Anne Ayvaliotis, a name familiar in art circles in Maine, died in March at age of 90. Her work is in collections at the Portland Museum of Art and the Farnsworth Art Museum in Rockland.

Yvette Torres Fine Art, 464 Main St., will open a memorial exhibit of her art, “Celebration of an Artist’s Life,” Friday, Sept. 9, with a reception at 5 p.m. The exhibit will run through Oct. 16.

Ayvaliotis was a late-generation Abstract Expressionist, her work developing along the lines of the color field artists of the 1950s and 1960s. She studied at the famous Art Students League in the late 1940s in New York City and then under Hans Hoffman at his School of Fine Art. After independent study in Spain, France, Italy and Greece, she made the bold decision in 1961 to move from Manhattan, the center of the art world at the time, to the rural hills of Washington, Maine.

Many artists she knew — Jackson Pollack, Willem de Kooning — had studios outside of the city, but either they were close to New York or, those who came to Maine including Lois Dodd and Joe Fiore, only summered here.

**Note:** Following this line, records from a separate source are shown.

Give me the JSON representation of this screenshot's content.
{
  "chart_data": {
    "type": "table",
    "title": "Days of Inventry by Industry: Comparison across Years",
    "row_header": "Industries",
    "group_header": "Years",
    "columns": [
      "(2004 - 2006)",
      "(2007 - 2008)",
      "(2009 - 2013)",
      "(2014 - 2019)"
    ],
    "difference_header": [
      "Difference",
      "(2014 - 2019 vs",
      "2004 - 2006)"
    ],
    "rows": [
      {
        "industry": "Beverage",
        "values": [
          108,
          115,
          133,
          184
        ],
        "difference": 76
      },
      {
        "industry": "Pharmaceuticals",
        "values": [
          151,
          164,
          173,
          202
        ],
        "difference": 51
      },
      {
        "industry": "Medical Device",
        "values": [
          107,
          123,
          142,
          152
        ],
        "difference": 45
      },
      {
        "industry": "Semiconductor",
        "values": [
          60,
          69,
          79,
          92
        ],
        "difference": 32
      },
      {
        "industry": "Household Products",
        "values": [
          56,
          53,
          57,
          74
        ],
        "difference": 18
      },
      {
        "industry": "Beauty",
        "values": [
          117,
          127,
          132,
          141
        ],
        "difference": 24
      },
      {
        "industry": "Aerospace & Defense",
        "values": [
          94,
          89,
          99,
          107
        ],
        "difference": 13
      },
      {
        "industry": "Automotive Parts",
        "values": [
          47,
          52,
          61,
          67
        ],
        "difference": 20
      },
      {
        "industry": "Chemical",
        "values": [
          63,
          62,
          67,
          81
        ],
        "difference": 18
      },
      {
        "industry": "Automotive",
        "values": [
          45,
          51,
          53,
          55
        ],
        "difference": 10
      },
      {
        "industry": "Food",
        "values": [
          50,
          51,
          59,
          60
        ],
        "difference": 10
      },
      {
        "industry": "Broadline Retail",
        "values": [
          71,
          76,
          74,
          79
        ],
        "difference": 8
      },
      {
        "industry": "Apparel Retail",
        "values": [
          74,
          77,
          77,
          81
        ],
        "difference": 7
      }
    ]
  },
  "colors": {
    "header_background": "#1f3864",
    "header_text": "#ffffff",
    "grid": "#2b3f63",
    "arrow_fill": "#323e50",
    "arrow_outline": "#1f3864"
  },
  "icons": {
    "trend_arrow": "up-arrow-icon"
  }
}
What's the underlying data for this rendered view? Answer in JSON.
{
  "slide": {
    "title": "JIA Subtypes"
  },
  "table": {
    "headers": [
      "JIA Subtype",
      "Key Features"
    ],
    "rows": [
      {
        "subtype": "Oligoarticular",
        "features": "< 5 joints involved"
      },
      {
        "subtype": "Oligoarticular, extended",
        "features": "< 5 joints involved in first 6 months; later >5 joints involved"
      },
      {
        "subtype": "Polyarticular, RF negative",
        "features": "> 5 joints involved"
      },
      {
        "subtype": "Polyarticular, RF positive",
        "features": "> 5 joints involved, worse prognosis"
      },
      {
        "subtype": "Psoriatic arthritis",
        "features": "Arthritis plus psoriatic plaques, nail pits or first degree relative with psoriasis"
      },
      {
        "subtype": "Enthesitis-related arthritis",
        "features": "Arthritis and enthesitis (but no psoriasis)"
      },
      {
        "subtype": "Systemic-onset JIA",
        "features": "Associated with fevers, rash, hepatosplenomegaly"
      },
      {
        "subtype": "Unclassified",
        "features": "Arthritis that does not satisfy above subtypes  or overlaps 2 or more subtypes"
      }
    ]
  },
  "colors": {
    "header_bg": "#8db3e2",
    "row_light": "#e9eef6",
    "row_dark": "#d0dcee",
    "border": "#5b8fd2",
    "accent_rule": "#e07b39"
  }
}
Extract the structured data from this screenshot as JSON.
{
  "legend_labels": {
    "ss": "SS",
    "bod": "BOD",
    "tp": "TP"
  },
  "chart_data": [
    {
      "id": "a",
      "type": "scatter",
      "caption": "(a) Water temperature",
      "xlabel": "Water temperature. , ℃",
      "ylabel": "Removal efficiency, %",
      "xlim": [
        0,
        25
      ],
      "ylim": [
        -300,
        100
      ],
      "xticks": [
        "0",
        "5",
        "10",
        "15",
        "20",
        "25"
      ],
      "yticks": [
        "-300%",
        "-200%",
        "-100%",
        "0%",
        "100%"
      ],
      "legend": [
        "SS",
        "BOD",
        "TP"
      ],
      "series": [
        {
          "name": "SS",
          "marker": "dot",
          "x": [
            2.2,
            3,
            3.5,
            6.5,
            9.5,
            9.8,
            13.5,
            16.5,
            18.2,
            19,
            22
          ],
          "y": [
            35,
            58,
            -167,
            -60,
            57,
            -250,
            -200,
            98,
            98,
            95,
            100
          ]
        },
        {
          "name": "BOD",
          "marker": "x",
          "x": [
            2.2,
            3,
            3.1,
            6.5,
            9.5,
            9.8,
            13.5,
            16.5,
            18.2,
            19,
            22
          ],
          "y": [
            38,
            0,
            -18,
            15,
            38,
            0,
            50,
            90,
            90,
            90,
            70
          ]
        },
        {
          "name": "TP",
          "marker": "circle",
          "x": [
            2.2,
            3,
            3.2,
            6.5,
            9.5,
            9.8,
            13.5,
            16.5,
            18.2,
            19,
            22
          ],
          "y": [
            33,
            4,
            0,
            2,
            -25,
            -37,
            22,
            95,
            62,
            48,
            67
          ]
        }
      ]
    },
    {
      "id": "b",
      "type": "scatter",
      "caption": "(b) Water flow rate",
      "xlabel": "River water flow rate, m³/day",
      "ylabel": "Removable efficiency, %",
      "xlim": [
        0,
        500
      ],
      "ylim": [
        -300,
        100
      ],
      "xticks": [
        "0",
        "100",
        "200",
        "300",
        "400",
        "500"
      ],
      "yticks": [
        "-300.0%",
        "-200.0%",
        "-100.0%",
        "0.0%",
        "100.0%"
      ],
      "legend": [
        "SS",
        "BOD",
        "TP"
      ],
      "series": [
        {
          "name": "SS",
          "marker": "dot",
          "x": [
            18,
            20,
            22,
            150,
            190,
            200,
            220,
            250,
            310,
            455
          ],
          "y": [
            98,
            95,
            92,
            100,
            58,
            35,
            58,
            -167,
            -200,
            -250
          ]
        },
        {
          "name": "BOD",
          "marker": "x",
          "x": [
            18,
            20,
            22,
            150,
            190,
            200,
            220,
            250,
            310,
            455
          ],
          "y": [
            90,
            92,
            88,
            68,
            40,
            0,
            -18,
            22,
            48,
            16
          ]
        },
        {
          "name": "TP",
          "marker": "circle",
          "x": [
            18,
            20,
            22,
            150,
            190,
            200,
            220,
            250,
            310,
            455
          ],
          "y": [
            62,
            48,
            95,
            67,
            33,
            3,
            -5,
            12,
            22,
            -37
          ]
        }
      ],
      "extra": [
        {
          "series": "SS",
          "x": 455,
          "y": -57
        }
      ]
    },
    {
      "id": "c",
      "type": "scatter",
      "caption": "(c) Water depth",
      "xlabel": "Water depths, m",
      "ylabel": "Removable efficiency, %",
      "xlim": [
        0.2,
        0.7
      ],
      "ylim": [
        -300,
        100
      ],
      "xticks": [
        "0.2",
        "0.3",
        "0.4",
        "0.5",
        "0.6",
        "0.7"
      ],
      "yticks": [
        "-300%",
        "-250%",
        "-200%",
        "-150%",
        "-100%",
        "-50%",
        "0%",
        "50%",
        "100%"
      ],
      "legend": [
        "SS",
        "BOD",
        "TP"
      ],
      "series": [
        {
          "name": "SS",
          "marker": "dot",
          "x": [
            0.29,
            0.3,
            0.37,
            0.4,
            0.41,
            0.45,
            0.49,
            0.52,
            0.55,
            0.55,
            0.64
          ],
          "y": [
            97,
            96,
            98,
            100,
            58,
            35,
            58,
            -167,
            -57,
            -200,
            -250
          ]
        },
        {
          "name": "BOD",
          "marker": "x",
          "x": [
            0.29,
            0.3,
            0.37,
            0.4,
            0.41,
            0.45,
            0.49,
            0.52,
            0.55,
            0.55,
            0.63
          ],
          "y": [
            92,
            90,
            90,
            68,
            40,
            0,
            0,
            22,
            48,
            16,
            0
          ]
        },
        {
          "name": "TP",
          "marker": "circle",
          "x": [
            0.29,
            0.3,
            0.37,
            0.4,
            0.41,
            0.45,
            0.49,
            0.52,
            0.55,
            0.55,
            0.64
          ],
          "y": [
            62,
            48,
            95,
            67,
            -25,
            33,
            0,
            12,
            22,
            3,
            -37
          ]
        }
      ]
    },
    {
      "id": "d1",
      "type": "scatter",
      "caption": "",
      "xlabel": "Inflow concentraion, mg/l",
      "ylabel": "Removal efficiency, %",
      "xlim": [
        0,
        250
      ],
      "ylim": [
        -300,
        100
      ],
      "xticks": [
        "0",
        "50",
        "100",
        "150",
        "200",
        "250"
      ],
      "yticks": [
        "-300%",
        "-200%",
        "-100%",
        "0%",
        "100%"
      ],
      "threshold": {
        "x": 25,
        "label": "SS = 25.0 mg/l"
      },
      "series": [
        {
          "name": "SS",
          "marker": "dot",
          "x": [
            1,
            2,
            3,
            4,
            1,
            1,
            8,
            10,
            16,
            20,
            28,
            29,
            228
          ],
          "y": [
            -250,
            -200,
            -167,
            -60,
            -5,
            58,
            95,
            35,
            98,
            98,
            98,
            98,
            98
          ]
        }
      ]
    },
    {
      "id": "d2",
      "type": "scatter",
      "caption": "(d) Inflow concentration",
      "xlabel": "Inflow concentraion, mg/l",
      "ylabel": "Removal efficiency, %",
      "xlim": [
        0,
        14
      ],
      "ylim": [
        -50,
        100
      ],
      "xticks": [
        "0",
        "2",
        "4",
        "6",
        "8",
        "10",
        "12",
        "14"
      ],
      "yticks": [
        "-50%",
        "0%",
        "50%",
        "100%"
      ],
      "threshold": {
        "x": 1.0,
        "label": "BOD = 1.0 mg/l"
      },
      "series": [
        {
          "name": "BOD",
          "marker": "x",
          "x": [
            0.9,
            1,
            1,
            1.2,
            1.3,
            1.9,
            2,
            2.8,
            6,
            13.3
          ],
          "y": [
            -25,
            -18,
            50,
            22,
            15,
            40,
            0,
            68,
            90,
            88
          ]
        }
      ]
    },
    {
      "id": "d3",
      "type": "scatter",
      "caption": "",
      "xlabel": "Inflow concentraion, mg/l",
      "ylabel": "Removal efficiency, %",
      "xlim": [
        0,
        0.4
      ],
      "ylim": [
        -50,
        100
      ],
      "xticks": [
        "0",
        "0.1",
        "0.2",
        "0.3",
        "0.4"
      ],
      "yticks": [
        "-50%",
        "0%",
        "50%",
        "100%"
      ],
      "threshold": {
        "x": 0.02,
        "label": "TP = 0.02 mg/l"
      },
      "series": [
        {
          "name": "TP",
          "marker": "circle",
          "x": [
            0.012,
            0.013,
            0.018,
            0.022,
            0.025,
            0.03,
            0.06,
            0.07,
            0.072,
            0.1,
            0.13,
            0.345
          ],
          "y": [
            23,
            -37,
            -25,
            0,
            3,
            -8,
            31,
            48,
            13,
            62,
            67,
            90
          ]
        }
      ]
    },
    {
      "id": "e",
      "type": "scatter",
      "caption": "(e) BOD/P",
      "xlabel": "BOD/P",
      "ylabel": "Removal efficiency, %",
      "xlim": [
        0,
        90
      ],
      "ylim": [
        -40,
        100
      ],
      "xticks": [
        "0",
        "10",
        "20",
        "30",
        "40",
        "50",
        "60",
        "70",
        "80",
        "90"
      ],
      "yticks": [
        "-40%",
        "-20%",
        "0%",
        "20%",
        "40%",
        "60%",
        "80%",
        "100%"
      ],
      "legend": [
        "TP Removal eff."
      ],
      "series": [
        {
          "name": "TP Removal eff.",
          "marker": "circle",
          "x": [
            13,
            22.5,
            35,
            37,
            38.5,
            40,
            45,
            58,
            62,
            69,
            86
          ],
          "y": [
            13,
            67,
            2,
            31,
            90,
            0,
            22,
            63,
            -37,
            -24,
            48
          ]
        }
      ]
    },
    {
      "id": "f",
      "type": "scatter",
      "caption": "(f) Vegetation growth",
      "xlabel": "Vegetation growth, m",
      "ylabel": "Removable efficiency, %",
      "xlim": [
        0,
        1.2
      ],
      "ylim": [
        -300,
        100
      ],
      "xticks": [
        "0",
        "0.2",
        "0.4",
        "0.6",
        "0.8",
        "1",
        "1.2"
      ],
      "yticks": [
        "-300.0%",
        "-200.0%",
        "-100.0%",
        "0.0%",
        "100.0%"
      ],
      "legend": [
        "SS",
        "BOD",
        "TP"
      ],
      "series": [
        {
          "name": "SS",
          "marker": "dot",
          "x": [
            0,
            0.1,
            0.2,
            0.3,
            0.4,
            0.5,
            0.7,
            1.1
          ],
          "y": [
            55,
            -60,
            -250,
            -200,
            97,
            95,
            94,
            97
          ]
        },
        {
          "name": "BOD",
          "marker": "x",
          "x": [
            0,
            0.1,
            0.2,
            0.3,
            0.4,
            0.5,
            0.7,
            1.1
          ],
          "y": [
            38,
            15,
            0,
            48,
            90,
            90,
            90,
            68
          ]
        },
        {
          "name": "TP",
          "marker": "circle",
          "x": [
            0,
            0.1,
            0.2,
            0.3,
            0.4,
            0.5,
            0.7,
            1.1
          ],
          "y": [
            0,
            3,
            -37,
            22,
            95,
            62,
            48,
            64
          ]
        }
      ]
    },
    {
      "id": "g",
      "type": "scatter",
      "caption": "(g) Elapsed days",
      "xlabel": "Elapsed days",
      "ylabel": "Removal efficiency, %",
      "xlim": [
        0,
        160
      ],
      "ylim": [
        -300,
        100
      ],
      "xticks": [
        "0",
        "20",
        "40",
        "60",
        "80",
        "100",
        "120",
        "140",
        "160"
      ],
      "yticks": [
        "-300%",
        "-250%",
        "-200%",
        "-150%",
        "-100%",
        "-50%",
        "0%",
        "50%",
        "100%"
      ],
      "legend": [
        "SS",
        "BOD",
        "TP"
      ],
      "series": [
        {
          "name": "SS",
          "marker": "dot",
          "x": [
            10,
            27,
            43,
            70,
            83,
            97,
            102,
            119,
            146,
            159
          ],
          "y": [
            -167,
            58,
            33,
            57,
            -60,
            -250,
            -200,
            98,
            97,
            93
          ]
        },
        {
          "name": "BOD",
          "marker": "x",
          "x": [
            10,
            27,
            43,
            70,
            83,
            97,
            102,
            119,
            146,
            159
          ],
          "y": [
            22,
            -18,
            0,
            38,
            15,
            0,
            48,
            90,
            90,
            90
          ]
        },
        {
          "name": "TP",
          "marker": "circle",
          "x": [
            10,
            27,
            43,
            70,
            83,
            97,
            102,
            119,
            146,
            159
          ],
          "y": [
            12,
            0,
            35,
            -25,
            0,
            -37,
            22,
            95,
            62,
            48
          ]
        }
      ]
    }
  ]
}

“It’s fascinating to contemplate how much more widespread her reputation might have been had she stayed in New York City,” said gallery owner Yvette Torres.

But the things that inspired Ayvaliotis to paint were those forms and colors that surrounded her in her little white farmhouse — the fields, her horses, the hills and granite rocks, the lakes. In an interview she said that when she observed nature, she got involved and perceived it in relationship to what she was feeling.

“Both life and painting are about despair and celebration. I always like to have that gigantic tension playing together,” she said.